A new frontier in the boundary between professional and private life – solicitors’ undertakings
On 29 April 2016 Nugee J granted an interlocutory application to restrain Defendants in on-going proceedings from disposing, dealing or otherwise engaging in transactions with any assets of £1m or above without giving the Claimants’ solicitors 7 days advance notice in writing, a ‘notification’ injunction.
The case of Holyoake & Anor v Candy & Ors  EWHC 970 (Ch) deals with allegations of an unlawful means conspiracy involving fraudulent misrepresentation, duress, intimidation and blackmail. The allegations are that through this conspiracy the Claimants were compelled to enter into a series of disadvantageous agreements with the Defendants causing the Claimants to suffer damages which are valued in excess of £132m. The Claimants applied for a notification injunction because they had concerns that the Defendants might make it difficult or impossible to enforce any judgment made against them.
The questions which Nugee J considered in his judgment were:
Is it possible to grant a free-standing notification injunction?
S.37 Senior Courts Act 1981 was considered, with Nugee J noting that the Court’s jurisdiction under that legislation is not entirely unfettered, but declining to examine its precise limits. Instead he noted that what was usually required to persuade the Court to grant an injunction was a risk of invasion of a claimant’s legal or equitable rights. Such rights might include proprietary rights in a tracing claim or a contractual right.
A notification injunction was described as being less invasive than a freezing injunction, and Nugee J therefore concluded that in circumstances in which the requirements to obtain a freezing injunction had been met, it would also be possible to grant a notification injunction.
What threshold had to be met in respect of the strength of the substantive claim?
The question considered by the Court was whether the test was that of a serious issue to be tried (the test usually applied to avoid frivolous or vexatious claims) or that of a good arguable case.
Although a notification injunction is less invasive than a freezing injunction, the Court noted that it was still invasive, and therefore there was justification for a threshold of more than just a serious issue to be tried.

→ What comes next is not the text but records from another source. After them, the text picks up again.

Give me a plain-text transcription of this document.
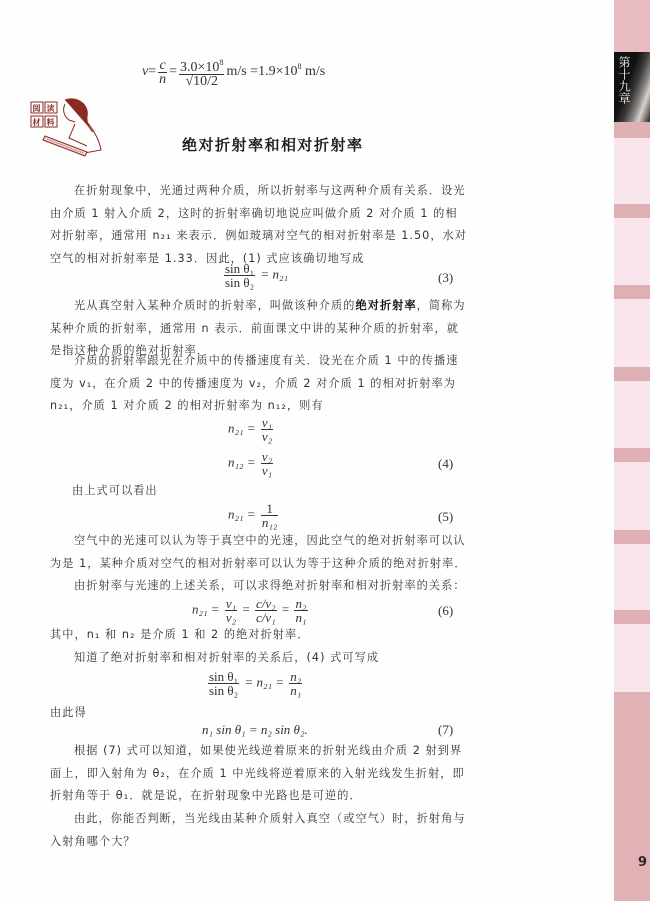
$v= \frac{c}{n} = \frac{3.0\times 10^8}{√10/2} m/s =1.9\times 10^8$ m/s
阅 读
材 料
绝对折射率和相对折射率
在折射现象中，光通过两种介质，所以折射率与这两种介质有关系．设光由介质 1 射入介质 2，这时的折射率确切地说应叫做介质 2 对介质 1 的相对折射率，通常用 n₂₁ 来表示．例如玻璃对空气的相对折射率是 1.50，水对空气的相对折射率是 1.33．因此，(1) 式应该确切地写成
$\frac{\text{sin θ₁}}{\text{sin θ₂}} = n_{21}$	(3)
光从真空射入某种介质时的折射率，叫做该种介质的绝对折射率，简称为某种介质的折射率，通常用 n 表示．前面课文中讲的某种介质的折射率，就是指这种介质的绝对折射率．
介质的折射率跟光在介质中的传播速度有关．设光在介质 1 中的传播速度为 v₁，在介质 2 中的传播速度为 v₂，介质 2 对介质 1 的相对折射率为 n₂₁，介质 1 对介质 2 的相对折射率为 n₁₂，则有
$n_{21} = \frac{\text{v₁}}{\text{v₂}}$
$n_{12} = \frac{\text{v₂}}{\text{v₁}}$	(4)
由上式可以看出
$n_{21} = \frac{1}{\text{n₁₂}}$	(5)
空气中的光速可以认为等于真空中的光速，因此空气的绝对折射率可以认为是 1，某种介质对空气的相对折射率可以认为等于这种介质的绝对折射率．
由折射率与光速的上述关系，可以求得绝对折射率和相对折射率的关系：
$n_{21} = \frac{\text{v₁}}{\text{v₂}} = \frac{\text{c/v₂}}{\text{c/v₁}} = \frac{\text{n₂}}{\text{n₁}}$	(6)
其中，n₁ 和 n₂ 是介质 1 和 2 的绝对折射率．
知道了绝对折射率和相对折射率的关系后，(4) 式可写成
$\frac{\text{sin θ₁}}{\text{sin θ₂}} = n_{21} = \frac{\text{n₂}}{\text{n₁}}$
由此得
n₁ sin θ₁ = n₂ sin θ₂.	(7)
根据 (7) 式可以知道，如果使光线逆着原来的折射光线由介质 2 射到界面上，即入射角为 θ₂，在介质 1 中光线将逆着原来的入射光线发生折射，即折射角等于 θ₁．就是说，在折射现象中光路也是可逆的．
由此，你能否判断，当光线由某种介质射入真空（或空气）时，折射角与入射角哪个大？
第十九章
9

Nugee J therefore concluded that the threshold which needed to be met for a notification injunction was the same as for a freezing injunction: that is, that the Claimant must demonstrate a good arguable case.
Had that threshold been met?
An associated question was therefore what was meant by a good arguable case.
The Court considered whether there was a need to assess the arguments of both parties in an attempt to determine which side had the stronger argument. The conclusion was reached that in cases where the dispute related to the construction of a document or matters of law, that might be possible but where there were disputes about the facts of a case, which would be dealt with through witness evidence, this could not be what the Court was being asked to do.
As such, Nugee J determined that what was meant by a good arguable case was a case which was more than barely capable of serious argument, but did not have to be a case which the Court could assess at that stage as having a greater than 50% chance of success. On this basis Nugee J held that the Claimants did have a good arguable case.
Was there a risk of dissipation of assets?
The decision making process in respect of whether there had been a dissipation of assets involved discussions of the complex, opaque and offshore structure of the corporate Defendants. Whilst this was determined not to be conclusive of a risk of dissipation, it was held to contribute to such a risk.
An unexplained transfer of a high value property by one of the individual Defendants to his wife was highlighted by the Court as something which could have an entirely innocent explanation. However, the Court commented that, without any explanation being provided, such a transfer could in fact be interpreted as dissipation of that asset. Likewise the well-publicised purchase by a Defendant of a £26m yacht as a gift for his wife demonstrated a discrepancy between that Defendant’s stated means and his apparent lifestyle, again with no explanation being provided to the Court.
The Court concluded that there was a risk of dissipation, paying particular mind to these issues. Nugee J also commented that he considered a notification injunction to be appropriate to the degree of risk.
In circumstances in which the threshold to be met for a notification injunction is the same as a freezing injunction, why would a claimant opt for the less invasive option?
One reason is touched upon in the judgment: the extent of any cross-undertaking in damages. The Defendants in this action requested that the cross-undertaking be fortified. This would usually be by way of a bank guarantee, parent or related company or individual undertaking, a payment into Court or the provision of some other form of security. Nugee J declined to determine the level of fortification as no proper calculation of the likely damages had been provided. However, it is hard to imagine circumstances in which the requirement to provide notice would cause significant damage, particularly compared to the potentially catastrophic damage that can be caused by a freezing injunction. This may therefore be a more manageable undertaking for a claimant seeking an injunction against a much larger defendant.
Where Defendants are public figures with reputations to manage and protect, the risk of being found to be in contempt of Court for failure to notify, and the publicity that may attract might be sufficient protection for the Claimant, and obviate the need to freeze assets to avoid dissipation.